Step 6: Apply Indoor and Outdoor Insecticide
Deal a final blow to your cricket infestation with indoor and outdoor insecticide. There is a wide variety of options for safe, effective prevention:
Silica Gel and Silicon Dioxide
Silica gel and silicon dioxide dust (also known as diatomaceous earth) are low-toxicity options that work by attaching to the cricket’s exoskeleton and dehydrating it to the point of death. The dust is beneficial for blowing into cracks, crevices, and crawl spaces and can be effective for several years if the area is kept dry.
Boric acid is a processed form of the mineral boron that acts as an effective poison absorbed through the insect’s exoskeleton.
Botanical dust consists of dried, ground plants that contain natural insecticides. One example is the chrysanthemum, or mum, loaded with pyrethrum, an ingredient regularly used in commercial insecticides like bug bombs and sprayers.

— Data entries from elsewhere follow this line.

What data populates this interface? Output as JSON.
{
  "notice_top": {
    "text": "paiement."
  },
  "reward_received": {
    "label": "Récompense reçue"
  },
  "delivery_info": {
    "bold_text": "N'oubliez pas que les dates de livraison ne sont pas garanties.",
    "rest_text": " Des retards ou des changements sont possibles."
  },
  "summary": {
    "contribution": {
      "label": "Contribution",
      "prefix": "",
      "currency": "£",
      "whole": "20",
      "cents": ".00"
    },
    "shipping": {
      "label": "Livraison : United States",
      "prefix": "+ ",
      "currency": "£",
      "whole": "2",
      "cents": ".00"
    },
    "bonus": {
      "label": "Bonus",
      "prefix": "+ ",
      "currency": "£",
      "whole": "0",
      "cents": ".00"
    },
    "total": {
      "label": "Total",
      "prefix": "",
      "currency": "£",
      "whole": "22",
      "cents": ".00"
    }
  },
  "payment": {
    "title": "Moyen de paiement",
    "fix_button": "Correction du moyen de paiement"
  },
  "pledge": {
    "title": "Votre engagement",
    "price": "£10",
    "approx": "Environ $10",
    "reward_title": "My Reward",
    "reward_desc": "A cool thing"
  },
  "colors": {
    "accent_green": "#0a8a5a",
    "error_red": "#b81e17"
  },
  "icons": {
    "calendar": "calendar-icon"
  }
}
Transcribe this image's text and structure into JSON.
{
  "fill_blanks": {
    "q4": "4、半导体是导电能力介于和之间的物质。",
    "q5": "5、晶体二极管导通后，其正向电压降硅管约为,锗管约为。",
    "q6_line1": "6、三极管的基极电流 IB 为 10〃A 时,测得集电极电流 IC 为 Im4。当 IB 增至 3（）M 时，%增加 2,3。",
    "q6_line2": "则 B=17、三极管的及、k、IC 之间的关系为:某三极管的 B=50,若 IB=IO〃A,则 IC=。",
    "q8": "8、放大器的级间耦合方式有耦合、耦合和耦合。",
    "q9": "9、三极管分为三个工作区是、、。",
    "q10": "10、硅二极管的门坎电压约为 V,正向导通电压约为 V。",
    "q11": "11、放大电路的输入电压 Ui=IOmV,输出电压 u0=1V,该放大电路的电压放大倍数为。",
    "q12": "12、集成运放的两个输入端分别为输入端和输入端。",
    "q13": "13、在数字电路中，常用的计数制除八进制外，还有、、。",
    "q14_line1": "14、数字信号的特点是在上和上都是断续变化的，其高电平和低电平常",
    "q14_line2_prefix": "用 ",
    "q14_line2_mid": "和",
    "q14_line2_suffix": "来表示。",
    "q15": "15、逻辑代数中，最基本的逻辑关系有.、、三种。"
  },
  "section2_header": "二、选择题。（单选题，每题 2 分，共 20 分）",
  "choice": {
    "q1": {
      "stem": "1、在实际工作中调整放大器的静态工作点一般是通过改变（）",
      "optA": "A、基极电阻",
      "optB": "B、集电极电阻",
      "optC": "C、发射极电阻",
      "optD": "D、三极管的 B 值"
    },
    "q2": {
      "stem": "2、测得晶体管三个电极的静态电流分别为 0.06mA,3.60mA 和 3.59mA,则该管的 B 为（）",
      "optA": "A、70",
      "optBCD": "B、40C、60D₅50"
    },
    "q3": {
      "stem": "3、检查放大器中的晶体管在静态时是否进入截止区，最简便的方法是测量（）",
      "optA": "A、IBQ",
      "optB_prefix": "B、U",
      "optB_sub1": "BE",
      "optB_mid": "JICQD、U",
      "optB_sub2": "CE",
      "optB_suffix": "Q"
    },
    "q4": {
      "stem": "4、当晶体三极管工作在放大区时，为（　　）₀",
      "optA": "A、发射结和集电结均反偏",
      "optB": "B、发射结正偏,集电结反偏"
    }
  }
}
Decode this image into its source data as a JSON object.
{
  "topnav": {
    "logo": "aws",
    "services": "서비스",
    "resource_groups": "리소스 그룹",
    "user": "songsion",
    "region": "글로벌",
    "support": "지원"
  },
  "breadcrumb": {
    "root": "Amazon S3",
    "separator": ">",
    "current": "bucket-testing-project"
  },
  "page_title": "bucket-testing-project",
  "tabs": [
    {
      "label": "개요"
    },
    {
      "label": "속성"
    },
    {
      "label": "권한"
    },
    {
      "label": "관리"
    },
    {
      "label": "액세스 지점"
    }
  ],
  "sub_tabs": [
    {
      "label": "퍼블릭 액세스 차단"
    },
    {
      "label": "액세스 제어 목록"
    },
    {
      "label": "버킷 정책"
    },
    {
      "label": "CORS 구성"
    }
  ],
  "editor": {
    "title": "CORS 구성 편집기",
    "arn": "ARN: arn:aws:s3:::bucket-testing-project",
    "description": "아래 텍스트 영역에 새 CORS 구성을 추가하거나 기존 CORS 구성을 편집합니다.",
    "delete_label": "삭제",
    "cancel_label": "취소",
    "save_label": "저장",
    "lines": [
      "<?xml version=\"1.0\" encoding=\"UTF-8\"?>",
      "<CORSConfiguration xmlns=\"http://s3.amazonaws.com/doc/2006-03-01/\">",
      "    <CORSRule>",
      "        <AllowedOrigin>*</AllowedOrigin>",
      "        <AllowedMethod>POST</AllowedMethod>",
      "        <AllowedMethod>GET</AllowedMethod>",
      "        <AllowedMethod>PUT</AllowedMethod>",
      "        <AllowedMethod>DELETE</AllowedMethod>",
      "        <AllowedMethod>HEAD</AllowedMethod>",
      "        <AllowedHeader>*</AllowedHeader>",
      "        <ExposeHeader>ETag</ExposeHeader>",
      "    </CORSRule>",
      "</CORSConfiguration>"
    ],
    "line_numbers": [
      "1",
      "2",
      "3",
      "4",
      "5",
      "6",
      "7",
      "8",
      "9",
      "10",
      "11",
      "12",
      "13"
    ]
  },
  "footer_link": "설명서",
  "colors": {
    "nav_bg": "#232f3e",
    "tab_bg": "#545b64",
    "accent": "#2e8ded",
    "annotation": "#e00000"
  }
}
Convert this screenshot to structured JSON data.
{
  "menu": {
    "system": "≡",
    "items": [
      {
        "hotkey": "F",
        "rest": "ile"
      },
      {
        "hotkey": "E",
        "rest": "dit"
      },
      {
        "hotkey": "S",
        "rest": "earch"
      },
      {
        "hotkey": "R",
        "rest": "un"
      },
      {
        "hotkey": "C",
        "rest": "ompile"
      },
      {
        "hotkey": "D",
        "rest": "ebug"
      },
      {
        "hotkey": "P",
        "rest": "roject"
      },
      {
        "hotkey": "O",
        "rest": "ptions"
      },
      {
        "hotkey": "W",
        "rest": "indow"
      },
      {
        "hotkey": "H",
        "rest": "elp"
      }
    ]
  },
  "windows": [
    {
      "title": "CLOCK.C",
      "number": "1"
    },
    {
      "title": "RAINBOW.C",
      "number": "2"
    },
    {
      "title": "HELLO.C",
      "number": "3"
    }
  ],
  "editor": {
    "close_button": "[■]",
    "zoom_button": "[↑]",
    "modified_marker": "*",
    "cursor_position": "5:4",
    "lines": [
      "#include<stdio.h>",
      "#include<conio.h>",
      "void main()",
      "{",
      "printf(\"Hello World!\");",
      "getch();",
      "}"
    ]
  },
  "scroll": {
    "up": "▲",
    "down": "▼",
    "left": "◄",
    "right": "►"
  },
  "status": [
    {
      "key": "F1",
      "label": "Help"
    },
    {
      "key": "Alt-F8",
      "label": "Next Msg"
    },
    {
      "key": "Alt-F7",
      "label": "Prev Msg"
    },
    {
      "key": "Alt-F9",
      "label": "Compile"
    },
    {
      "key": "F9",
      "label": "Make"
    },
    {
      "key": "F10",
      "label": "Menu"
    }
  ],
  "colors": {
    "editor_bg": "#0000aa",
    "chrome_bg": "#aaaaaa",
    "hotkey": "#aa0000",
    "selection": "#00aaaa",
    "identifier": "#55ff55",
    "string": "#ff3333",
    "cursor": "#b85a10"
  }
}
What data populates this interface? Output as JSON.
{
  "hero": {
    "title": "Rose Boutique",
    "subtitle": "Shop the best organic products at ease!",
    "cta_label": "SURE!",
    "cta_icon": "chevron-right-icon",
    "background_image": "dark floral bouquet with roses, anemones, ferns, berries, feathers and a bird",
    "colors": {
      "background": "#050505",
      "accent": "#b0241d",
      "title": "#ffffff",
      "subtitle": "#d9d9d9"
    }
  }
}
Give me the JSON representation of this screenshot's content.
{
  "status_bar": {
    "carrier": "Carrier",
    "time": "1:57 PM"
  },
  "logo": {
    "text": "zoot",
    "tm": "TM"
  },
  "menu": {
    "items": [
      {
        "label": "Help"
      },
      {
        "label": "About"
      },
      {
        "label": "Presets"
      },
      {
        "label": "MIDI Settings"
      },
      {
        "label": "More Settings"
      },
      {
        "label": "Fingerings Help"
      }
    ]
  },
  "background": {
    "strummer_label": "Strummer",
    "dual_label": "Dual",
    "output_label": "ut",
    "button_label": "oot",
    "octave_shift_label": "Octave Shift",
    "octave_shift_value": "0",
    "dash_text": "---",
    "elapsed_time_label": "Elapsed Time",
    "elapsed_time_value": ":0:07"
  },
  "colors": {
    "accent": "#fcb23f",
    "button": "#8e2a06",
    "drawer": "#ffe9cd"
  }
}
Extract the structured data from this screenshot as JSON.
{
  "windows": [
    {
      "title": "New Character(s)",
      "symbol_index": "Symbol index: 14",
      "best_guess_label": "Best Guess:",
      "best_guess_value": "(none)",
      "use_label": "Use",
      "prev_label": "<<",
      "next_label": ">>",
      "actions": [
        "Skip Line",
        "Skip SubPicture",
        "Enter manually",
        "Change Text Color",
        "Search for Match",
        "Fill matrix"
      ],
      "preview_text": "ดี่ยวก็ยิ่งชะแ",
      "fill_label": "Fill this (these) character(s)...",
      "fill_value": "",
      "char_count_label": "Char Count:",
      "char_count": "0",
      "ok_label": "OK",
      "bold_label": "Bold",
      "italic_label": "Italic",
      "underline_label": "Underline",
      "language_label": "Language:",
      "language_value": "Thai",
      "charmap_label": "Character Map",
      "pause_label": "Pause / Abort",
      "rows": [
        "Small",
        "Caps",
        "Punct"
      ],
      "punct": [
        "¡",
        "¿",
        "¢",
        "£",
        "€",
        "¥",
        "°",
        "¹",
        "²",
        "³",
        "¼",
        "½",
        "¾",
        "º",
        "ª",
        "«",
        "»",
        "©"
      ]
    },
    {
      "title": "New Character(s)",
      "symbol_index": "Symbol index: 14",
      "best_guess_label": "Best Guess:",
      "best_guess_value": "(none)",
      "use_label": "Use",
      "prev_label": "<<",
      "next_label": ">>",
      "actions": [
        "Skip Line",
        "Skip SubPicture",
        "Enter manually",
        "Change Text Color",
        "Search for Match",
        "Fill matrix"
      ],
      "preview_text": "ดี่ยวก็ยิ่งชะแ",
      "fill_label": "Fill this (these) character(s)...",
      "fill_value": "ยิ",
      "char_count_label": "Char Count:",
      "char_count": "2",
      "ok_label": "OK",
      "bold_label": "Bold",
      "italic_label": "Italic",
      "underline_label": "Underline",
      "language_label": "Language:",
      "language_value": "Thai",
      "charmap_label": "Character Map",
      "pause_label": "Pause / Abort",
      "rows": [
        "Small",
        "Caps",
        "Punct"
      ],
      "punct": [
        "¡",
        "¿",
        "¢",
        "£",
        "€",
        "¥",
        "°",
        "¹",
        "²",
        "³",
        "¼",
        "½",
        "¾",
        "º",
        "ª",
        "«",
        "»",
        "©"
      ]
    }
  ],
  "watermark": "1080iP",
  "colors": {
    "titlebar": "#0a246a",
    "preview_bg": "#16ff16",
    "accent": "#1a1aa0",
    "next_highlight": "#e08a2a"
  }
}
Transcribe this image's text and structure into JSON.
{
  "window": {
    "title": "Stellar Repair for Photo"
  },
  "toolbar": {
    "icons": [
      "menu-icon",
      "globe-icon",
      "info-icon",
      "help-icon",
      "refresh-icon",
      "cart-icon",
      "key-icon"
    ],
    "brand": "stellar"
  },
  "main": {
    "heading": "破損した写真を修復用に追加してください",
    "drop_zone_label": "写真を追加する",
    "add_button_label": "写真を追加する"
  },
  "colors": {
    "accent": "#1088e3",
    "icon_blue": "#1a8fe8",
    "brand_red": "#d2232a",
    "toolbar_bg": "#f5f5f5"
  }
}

Commercial sprays, powders, and granules often contain at least one of the ingredients mentioned above, as well as synthetic chemicals shown to repel and kill insects.
Things to Consider
In most cases, it’s a pretty simple process to get rid of crickets in your home, but keep in mind a couple of precautions:
- If you have children or pets, be highly cautious with insecticides. They’re often toxic to humans.
- Check the back of your insecticide bags to see if there’s a warning about staying off of your lawn. Many suggest at least 3-6 hours, so make sure Fido has a chance to go to the bathroom before you spray.
- Before you start snacking, inspect your food. Crickets may have made their way into a box of your favorite cookies, leaving waste behind.
- Pet owners with insectivores should be cautious with their stash of live crickets. It’s not uncommon for an infestation to start after accidentally knocking over a carton of them or forgetting to secure the lid properly.
So, How Do You Get Rid of Crickets?
We hope we’ve helped you figure out how to get rid of crickets in your home. By taking care of the problem quickly, sealing any crevices, cleaning up eggs, and treating both inside and outside with insecticides, you can get rid of these chirping nuisances and finally get a decent night’s rest.
Of course, if the problem is overwhelming or you aren’t sure where to begin, speak with a professional pest control company. They’ll have the tools and know-how to stop the infestation in its tracks.